The display remains blank
The display is active (including backlight), but no text or graphics appear.
This is typically a problem with the Embedded Controller's Flash ROM. It can be caused by removing power to a laptop while it is upgrading the firmware. In the field, the motherboard should be replaced.
- This diagnosis may be verified by connecting to the processor serial port (J1) and watching the early Open Firmware boot process. In some cases, it may be possible to manually reprogram the EC Flash from a USB key. In other cases, the EC Flash will have to be replaced.
The display says "Connect to power to proceed"
Not quite the correct wording. Anyone remember the exact words ?
Early versions (before Q2D14) of the firmware would stop execution if a firmware update was scheduled, but two sources of power (a battery and a power adapter) aren't present ( Trac ticket #5422). If this is the problem, provide both sources of power and reboot. The laptop should proceed with a firmware update and boot normally.

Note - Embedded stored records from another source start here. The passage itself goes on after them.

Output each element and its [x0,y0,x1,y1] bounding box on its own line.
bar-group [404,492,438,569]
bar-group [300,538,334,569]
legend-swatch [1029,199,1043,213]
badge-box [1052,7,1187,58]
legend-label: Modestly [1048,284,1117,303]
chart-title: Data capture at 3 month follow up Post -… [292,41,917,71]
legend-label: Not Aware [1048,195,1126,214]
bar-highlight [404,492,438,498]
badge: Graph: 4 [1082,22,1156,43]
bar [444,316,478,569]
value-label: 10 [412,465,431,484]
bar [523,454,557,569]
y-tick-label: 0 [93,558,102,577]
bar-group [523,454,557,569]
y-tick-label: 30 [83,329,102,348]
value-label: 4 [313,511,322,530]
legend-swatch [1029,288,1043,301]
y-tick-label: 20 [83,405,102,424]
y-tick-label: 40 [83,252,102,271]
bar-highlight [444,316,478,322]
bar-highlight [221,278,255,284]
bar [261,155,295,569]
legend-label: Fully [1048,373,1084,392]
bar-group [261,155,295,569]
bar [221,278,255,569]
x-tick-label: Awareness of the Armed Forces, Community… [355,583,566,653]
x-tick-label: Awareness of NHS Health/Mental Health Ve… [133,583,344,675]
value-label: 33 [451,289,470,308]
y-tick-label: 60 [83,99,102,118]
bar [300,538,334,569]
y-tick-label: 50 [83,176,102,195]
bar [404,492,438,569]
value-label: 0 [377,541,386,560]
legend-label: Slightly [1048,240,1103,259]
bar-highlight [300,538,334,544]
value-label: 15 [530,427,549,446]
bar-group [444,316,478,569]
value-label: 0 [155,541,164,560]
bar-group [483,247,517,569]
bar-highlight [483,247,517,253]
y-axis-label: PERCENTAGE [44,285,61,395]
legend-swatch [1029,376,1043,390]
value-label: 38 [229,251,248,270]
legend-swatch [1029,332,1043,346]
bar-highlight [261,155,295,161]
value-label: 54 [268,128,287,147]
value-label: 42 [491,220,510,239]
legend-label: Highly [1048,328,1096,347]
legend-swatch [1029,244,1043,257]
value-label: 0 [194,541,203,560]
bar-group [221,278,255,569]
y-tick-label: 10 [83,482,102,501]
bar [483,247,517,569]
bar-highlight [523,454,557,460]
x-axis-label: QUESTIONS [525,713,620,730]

The display is showing an XO icon
This means that Open Firmware has started the boot process.
You can see much more information from Open Firmware by holding the '✓' (check) button (above the power button) after powering on. That will make Open Firmware display more detailed messages about what it is doing during the secure boot process (including early boot messages from the Linux kernel). The messages are in English only.
XO icon with a serial number and three icons below it
If the laptop powers up, but stops when displaying the XO icon in the middle of the screen, followed by a serial number (e.g. CSN74902B22) and three icons (SD disk, USB disk, Network signal strength), it is looking for its activation lease. This should eventually print "Activation lease not found" at the top of the screen and power-off soon thereafter.
The solution is to re-activate the laptop. Obtain a copy of the lease (or a new lease) from your country activation manager, place it (named "lease.sig") on the root directory of a USB key and boot the laptop. See what to do with your activation keys.
XO icon with a "sad face"
This means that Open Firmware couldn't find a signed operating system on the internal flash memory. (It will also look on USB memory sticks and SD cards.)
XO icon with a single dot below it
If laptops powers up, but stops when just displaying the XO icon in the middle, with a single dot below it, it means that something is wrong when the Linux operating system starts operation.
This happens for a number of reasons, such as NAND Flash being full (Trac ticket #5317), user "interaction" with the operating system or a hardware problem with the NAND Flash ROM. The suggested solution to try is upgrading or re-installing the software.
If this has happened to the same laptop more than one time, it may have a Flash ROM block that has gone bad. See fixing bad blocks.